What are some commonalities among those successful in distance learning? They know the difference between standards and standardization—and between providing leadership versus stifling initiative. Rigid homogenization and centralization is the enemy of innovation, and a recipe for resistance. The campus leaders in online programs know how to exercise the soft power of influence. They are deferential to faculty prerogative and appreciate that one institutional model for distance learning might not fit all. But they are also able to ingratiate, encourage, persuade, collaborate and naturally share credit for success.
They are not empire-builders, at least overtly, and are comfortable knowing their roles and structures might be fluid and evolving. They are obsessed with the mundane, and impatient with the overblown rhetoric so common among those with little understanding of the realities of online education. They tend to see MOOCs as more distraction than disruption. They know that genuine success is more perspiration than inspiration—and that their primary focus needs to be on running their factory, more often than not, an unglamorous, underappreciated task.
Online leaders are sensitive to the strategy and reputation of their institution and pursue what is feasible rather than what might be an overreach. Some universities are anxious to put as many courses as possible online, to promote choice among their standard student body; others want to move beyond their typical audience to attract new part-time students at a distance seeking a small number of fully online degrees. There are key investment decisions between the extensive support of many online courses versus the intensive focus on a few very appealing national, maybe global, online degree programs.

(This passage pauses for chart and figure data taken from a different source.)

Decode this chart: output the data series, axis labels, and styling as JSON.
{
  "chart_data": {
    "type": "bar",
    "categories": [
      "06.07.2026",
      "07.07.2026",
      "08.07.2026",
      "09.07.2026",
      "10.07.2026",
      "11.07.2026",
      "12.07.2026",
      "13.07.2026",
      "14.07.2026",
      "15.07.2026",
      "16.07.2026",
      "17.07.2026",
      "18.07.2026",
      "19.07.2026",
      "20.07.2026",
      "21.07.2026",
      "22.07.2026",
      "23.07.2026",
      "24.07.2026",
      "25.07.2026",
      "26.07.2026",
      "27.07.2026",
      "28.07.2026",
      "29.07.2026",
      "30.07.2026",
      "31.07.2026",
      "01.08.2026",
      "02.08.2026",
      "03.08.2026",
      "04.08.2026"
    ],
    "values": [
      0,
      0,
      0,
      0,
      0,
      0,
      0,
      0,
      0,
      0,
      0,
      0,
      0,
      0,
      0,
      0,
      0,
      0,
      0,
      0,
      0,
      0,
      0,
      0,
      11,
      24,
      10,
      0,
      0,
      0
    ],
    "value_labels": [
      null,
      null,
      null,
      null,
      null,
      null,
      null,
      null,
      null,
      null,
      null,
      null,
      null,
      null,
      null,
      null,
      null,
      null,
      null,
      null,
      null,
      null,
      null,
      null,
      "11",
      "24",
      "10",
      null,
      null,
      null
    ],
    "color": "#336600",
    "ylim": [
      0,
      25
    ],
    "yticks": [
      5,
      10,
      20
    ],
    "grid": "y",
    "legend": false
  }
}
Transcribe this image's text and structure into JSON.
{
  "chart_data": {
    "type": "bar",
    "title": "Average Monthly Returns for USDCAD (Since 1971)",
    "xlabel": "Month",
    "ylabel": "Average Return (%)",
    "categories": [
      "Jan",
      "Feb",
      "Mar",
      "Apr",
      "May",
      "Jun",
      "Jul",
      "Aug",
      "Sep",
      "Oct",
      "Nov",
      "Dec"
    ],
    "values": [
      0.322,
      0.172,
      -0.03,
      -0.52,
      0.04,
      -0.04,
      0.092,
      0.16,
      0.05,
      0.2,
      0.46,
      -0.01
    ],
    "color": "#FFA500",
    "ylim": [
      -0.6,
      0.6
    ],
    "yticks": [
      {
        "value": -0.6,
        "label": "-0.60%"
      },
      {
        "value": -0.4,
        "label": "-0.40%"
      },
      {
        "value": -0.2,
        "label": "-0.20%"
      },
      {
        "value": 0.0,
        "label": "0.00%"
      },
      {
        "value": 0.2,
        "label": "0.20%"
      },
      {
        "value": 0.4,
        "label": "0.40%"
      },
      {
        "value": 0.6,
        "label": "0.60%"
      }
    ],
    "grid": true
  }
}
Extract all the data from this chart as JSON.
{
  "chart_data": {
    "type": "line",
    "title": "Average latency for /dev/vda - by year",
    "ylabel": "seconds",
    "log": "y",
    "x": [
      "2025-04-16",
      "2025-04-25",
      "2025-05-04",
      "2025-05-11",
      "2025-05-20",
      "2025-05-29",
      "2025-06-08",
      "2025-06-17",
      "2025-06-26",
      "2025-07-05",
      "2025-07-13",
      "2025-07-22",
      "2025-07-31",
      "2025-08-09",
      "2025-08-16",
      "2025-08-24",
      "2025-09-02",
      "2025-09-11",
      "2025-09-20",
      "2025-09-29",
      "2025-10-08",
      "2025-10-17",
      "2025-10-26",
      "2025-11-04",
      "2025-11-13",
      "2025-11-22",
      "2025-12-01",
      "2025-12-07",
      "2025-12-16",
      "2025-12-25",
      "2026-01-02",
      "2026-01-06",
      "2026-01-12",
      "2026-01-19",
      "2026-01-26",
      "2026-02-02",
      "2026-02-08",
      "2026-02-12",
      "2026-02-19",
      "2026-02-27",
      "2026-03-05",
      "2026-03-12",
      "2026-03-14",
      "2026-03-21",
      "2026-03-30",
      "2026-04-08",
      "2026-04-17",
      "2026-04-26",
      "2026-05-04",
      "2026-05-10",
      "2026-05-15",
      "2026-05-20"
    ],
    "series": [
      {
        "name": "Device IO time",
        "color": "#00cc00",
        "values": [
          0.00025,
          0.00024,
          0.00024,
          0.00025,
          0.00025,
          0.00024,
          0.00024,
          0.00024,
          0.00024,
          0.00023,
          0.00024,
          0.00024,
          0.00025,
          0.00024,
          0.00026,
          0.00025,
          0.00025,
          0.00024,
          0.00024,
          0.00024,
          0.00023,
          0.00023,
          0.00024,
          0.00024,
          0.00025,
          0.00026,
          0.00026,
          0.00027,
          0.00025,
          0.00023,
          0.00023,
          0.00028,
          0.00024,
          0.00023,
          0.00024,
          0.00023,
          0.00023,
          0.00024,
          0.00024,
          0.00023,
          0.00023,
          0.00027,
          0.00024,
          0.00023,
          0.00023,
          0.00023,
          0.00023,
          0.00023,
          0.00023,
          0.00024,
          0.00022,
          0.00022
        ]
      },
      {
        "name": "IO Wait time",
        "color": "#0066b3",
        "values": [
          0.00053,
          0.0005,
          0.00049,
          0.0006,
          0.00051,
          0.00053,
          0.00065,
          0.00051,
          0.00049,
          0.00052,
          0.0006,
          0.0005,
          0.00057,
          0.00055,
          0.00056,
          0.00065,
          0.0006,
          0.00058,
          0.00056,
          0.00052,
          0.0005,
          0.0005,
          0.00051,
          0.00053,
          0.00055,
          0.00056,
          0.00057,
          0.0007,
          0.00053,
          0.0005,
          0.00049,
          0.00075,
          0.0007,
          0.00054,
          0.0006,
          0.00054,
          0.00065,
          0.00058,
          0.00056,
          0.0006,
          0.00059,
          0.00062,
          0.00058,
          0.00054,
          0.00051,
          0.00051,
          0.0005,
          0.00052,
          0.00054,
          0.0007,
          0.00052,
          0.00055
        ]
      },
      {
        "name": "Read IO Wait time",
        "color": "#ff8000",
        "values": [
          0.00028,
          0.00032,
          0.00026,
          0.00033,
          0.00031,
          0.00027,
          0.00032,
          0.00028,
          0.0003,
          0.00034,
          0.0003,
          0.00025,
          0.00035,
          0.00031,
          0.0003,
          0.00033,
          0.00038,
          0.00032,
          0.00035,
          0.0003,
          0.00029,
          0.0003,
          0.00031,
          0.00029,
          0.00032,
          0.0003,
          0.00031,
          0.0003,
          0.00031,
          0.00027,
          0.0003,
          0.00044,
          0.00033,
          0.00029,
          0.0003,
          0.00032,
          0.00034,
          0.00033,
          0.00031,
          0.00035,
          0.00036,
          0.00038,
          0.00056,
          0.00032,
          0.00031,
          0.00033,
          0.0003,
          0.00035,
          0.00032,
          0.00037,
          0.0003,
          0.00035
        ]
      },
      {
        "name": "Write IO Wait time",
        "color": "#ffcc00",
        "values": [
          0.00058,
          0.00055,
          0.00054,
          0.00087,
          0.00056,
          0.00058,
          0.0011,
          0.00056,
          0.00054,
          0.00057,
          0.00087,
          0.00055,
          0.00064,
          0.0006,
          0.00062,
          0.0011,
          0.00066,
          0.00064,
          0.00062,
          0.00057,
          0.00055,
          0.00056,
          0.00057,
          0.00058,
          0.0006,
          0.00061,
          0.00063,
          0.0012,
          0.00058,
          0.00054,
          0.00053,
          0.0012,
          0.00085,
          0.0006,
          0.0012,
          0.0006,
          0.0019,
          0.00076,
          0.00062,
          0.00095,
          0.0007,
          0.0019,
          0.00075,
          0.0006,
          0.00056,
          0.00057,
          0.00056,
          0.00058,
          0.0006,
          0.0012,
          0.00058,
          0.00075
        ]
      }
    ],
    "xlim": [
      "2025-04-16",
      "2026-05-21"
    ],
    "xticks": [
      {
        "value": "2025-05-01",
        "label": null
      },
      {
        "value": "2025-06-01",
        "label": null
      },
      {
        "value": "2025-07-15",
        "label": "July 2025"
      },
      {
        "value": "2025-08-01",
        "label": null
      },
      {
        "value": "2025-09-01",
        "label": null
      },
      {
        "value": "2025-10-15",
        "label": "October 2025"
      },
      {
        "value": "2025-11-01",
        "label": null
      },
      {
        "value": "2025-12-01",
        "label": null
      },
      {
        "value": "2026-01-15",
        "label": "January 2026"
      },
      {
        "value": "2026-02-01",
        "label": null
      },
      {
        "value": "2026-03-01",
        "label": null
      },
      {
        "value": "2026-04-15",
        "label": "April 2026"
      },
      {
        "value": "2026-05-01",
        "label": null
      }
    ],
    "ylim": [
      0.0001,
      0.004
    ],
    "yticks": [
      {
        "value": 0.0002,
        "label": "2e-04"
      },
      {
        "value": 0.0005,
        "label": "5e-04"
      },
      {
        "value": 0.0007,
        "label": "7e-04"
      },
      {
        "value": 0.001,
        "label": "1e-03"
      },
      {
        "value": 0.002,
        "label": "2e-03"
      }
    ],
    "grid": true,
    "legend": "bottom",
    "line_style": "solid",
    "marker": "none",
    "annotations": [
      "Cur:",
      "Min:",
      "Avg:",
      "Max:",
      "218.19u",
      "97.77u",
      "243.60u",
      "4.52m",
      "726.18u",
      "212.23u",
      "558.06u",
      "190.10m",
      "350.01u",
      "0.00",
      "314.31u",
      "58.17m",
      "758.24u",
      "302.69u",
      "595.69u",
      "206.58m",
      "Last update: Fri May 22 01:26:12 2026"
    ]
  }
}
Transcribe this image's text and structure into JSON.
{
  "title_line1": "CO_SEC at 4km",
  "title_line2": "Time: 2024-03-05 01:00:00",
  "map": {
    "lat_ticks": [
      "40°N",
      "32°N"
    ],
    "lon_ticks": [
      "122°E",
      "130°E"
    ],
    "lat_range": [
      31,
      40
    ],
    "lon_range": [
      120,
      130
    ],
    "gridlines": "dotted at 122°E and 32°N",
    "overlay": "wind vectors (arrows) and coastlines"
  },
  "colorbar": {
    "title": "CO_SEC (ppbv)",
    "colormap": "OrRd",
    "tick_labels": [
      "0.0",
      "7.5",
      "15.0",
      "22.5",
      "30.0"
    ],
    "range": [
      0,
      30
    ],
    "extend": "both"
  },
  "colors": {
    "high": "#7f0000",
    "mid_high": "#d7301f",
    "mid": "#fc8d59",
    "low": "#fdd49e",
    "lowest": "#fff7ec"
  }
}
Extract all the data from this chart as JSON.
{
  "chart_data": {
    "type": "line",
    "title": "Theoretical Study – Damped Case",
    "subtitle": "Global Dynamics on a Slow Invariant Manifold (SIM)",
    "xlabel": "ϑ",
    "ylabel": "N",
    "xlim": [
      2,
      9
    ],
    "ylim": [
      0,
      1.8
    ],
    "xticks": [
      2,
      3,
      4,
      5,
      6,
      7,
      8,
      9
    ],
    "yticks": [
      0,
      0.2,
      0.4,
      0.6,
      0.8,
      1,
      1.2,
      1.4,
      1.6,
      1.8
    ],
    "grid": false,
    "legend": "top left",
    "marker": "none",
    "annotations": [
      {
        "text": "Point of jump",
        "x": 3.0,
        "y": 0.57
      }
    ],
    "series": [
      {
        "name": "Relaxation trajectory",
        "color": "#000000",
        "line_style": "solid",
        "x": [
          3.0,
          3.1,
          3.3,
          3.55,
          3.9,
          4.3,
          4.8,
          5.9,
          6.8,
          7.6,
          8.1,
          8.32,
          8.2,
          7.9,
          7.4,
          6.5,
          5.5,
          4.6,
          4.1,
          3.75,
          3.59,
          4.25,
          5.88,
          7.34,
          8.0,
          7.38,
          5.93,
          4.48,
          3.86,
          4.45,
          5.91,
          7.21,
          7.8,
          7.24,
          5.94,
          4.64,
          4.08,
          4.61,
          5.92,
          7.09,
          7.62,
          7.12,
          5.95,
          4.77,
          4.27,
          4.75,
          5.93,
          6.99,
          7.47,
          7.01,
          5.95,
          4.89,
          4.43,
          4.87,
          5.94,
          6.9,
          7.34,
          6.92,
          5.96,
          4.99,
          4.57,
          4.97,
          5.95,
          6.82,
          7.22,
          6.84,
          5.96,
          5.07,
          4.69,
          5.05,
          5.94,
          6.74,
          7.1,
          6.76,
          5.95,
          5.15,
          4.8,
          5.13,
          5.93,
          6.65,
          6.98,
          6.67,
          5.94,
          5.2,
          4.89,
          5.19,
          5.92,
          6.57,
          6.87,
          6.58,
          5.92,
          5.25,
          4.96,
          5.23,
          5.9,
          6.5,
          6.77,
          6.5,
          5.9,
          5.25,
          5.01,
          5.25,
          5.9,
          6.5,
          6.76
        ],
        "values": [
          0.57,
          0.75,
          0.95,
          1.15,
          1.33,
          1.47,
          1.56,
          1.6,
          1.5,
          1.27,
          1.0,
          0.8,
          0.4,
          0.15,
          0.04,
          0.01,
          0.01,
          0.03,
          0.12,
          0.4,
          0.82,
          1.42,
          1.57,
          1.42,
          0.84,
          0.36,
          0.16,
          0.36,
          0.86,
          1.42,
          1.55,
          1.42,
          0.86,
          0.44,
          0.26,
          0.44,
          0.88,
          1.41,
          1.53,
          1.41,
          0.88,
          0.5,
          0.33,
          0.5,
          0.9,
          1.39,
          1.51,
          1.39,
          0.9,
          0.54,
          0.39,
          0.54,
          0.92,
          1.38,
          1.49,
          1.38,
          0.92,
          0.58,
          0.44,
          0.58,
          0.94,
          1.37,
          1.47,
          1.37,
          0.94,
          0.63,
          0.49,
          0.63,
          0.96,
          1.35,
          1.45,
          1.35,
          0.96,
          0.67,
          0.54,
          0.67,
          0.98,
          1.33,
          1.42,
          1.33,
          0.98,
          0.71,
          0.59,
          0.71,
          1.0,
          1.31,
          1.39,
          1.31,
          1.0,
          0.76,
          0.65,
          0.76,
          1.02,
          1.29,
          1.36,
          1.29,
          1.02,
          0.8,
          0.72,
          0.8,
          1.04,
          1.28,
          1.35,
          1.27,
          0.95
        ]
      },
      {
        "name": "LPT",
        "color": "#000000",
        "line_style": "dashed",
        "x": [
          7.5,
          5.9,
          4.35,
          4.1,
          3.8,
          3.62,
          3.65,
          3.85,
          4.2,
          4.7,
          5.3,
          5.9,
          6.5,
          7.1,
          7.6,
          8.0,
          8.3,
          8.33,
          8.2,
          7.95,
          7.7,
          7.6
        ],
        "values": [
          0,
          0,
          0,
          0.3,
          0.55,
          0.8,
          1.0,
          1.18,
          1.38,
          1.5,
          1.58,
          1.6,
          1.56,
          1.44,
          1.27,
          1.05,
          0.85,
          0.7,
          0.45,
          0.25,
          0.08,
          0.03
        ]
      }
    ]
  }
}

As the community of online leaders grows along with their portfolio and a greater appreciation of their diplomatic skills and critical roles, so will the effort to define and professionalize these positions. Almost all those I interviewed had emerged from within their institutions, earned the trust of others and learned the nuances of distance learning on-the-job. They had the adaptability, confidence and curiosity to expand their domain over time. But they typically anticipate that their successors will likely come from outside and perhaps have narrower duties.
As the components of an online enterprise stabilize, and their hallmarks of excellence achieve a broad consensus, those qualities needed for its leadership will likewise become more apparent—along with the specialized staff that comprise this operation. In time, we are likely to see this as a standard entity with familiar titles and expectations similar to many other university functions. For now, however, we are in a time of flux and uncertainty and in the midst of a tension between those arguing for action and those suspicious that this will intrude on what has always been the purview of faculty within their departments. This is still the same old story—the dialectic between the administrative and the academic—now playing itself out in an unsettling age of new possibilities for instructional delivery with serious stakes for our array of academic institutions.
Jay A. Halfond teaches at Boston University and serves as Wiley Deltak Senior Faculty Fellow and senior fellow for the Center for Online Leadership and Strategy. He was dean of BU’s Metropolitan College 12 years, where he oversaw the development of distance learning.